With talk about expanding access to education, improving our educational system and outcomes and, most recently, President Obama's proposal to offer free community college to students nationwide, it's an issue that continues to feature prominently in our nation's dialogue, and for a good reason.
Politics aside, the importance of education cannot be overstated. It is what lays the foundation for our development, gives us knowledge of the world around us and broadens our perspectives. It helps us form opinions, develop ideas and mature as both a people and a society.
But, while it's easy to reach a consensus on the importance of education, it is the seemingly ever-changing proposed curriculums, programs and standards -- such as the No Child Left Behind Act and the more recent Common Core -- that tend to elicit fiery debate and controversy.
A recent article in the New York Times' "Op-Talk" blog is a pertinent example.
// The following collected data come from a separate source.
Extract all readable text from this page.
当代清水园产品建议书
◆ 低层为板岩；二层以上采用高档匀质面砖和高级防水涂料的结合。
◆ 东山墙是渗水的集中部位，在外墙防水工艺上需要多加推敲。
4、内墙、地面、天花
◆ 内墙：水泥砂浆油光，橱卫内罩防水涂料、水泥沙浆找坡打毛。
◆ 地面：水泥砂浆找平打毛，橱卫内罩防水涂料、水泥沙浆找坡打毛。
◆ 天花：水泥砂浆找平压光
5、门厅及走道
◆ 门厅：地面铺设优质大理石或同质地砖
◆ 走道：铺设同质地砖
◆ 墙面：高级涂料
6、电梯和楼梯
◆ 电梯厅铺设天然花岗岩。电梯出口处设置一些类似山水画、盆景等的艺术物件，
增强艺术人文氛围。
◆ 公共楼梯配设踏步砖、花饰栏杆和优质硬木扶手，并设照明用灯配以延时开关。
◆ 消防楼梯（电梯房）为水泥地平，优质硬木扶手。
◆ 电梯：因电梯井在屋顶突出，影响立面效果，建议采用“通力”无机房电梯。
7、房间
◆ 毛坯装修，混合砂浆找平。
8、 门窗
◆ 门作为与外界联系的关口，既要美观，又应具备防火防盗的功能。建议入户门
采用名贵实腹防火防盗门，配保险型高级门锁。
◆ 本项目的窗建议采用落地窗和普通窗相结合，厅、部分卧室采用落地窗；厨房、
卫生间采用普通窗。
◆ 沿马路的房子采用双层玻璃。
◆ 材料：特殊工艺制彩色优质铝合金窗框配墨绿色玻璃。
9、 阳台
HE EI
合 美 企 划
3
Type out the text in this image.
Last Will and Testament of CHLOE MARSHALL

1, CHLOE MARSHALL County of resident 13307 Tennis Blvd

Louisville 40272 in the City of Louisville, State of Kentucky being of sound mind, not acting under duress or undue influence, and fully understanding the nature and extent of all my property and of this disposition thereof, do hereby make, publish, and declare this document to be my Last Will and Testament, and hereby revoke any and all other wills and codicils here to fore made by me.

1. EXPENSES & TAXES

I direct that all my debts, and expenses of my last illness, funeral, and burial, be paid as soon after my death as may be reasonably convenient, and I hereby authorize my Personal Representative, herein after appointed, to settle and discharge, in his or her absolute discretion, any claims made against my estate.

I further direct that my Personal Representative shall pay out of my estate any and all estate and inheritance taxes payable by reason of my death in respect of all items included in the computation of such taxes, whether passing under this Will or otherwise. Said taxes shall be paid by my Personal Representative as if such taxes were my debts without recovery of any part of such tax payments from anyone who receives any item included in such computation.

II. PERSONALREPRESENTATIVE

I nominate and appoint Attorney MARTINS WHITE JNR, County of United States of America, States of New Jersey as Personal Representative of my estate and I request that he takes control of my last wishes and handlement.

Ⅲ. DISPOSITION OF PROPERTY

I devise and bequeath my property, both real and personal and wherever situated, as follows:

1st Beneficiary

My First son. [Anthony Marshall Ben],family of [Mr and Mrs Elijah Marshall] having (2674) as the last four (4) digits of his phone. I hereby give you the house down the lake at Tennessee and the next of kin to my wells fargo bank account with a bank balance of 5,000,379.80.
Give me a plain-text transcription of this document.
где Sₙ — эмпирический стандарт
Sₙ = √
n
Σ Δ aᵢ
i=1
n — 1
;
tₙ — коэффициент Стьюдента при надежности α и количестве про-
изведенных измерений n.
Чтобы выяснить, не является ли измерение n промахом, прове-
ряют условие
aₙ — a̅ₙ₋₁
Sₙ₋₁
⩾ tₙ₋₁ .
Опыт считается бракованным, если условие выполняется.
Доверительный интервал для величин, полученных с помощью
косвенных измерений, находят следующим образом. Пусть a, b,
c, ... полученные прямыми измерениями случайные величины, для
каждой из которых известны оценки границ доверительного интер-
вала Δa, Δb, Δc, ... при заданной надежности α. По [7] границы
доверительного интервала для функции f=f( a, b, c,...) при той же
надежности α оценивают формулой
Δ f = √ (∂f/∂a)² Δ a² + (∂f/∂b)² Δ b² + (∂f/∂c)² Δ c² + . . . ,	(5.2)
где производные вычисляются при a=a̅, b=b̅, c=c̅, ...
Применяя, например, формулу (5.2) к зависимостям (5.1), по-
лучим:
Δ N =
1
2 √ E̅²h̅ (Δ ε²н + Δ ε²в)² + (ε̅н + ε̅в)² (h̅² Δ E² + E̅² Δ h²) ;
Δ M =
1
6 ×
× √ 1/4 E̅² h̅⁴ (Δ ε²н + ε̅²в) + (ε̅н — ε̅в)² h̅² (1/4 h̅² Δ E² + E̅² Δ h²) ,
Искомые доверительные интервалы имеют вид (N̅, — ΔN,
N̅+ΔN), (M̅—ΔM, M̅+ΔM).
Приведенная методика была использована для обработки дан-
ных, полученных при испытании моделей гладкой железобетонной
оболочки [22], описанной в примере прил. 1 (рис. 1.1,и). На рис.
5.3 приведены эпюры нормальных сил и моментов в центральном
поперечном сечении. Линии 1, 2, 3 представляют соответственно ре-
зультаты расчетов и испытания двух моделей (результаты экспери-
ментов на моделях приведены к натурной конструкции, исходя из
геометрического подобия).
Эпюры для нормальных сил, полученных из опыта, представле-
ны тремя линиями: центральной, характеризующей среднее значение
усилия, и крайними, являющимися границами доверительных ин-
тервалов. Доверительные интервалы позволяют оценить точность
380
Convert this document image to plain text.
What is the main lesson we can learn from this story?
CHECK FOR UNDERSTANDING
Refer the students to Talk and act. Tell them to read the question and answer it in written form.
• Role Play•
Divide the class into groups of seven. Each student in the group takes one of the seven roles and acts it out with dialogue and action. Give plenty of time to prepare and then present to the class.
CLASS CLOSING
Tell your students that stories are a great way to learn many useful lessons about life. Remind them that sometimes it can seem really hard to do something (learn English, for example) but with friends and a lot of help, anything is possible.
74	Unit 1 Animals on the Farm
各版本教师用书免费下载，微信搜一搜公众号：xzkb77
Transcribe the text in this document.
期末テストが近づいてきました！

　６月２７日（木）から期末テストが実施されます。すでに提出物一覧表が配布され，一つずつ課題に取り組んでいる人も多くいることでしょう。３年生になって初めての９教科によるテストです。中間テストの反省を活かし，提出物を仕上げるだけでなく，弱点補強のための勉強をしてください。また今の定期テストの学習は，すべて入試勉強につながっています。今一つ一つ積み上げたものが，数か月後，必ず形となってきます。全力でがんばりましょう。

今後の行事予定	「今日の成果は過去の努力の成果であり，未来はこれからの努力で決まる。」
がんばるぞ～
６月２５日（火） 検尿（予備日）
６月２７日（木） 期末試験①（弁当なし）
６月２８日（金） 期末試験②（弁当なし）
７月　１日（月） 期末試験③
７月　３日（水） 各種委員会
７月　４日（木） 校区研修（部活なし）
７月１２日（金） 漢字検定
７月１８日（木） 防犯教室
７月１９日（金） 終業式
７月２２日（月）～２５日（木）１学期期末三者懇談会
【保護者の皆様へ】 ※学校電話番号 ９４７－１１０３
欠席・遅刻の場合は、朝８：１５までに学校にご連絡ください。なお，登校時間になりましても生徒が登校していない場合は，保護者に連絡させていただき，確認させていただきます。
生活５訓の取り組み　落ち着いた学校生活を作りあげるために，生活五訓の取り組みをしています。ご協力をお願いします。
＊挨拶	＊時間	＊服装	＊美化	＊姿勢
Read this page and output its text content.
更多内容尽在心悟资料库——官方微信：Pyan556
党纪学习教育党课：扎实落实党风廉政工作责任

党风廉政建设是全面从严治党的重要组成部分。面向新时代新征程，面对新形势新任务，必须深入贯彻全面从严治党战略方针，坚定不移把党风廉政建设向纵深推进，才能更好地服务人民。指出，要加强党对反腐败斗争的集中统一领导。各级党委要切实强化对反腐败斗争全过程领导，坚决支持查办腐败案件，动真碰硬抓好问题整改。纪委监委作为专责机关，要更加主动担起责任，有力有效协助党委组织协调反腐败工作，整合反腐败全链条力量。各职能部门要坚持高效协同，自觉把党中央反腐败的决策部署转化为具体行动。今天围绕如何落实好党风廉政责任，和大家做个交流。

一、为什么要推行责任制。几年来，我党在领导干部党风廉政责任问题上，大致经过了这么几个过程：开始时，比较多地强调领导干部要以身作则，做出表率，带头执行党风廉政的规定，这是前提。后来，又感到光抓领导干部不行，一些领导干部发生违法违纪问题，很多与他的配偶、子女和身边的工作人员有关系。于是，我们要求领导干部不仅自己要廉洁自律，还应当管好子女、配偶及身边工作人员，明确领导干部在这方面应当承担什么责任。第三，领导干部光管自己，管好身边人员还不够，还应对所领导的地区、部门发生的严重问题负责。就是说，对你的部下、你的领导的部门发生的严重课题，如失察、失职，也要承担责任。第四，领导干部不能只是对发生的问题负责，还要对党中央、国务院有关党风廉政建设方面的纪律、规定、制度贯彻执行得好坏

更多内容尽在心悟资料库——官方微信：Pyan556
Entitled "Smarts vs. Personality in School," it discusses the recent push in "character-based education" and the role that "self-control, curiosity and grit" play in helping children do well in school.
According to a 2014 paper by the Australian psychology professor Arthur E. Poropat, research has shown that "conscientiousness" and "openness" (i.e. creativity and curiosity) are more important to student success than intelligence. A bold assertion, but worthy of consideration.
In fact, it is not so much whether one is more important than the other, as it is that both are given their due respect. Accordingly, it is difficult to argue against the benefits of teaching character -- and the qualities of self-control, curiosity and grit - to children who are in the process of developing and forming their identity.
Turning to the words of Martin Luther King, Jr., whose wisdom extends well beyond the sphere of civil rights, he makes a compelling case for the function of education, writing in the campus newspaper the Maroon Tiger (1947):
"It seems to me that education has a two-fold function to perform in the life of man and in society: the one is utility and the other is culture...
"Education must enable one to sift and weigh evidence, to discern the true from the false, the real from the unreal, and the facts from the fiction...
"The function of education, therefore, is to teach one to think intensively and to think critically. But education which stops with efficiency may prove the greatest menace to society. The most dangerous criminal may be the man gifted with reason, but with no morals."
So, does it have to be smarts vs. personality? Character vs. intelligence? Can it not be both? Can not both smarts and personality, character and intelligence be combined in such a way that students will not only acquire knowledge and understanding, but develop the key attributes of honesty, integrity and grit that are necessary for a healthy and functioning society?
Indeed, to wholly dismiss character in favor of intelligence might just be counterproductive. As Martin Luther King, Jr. wrote:
"We must remember that intelligence is not enough. Intelligence plus character -- that is the goal of true education."
That certainly sounds intelligent to me.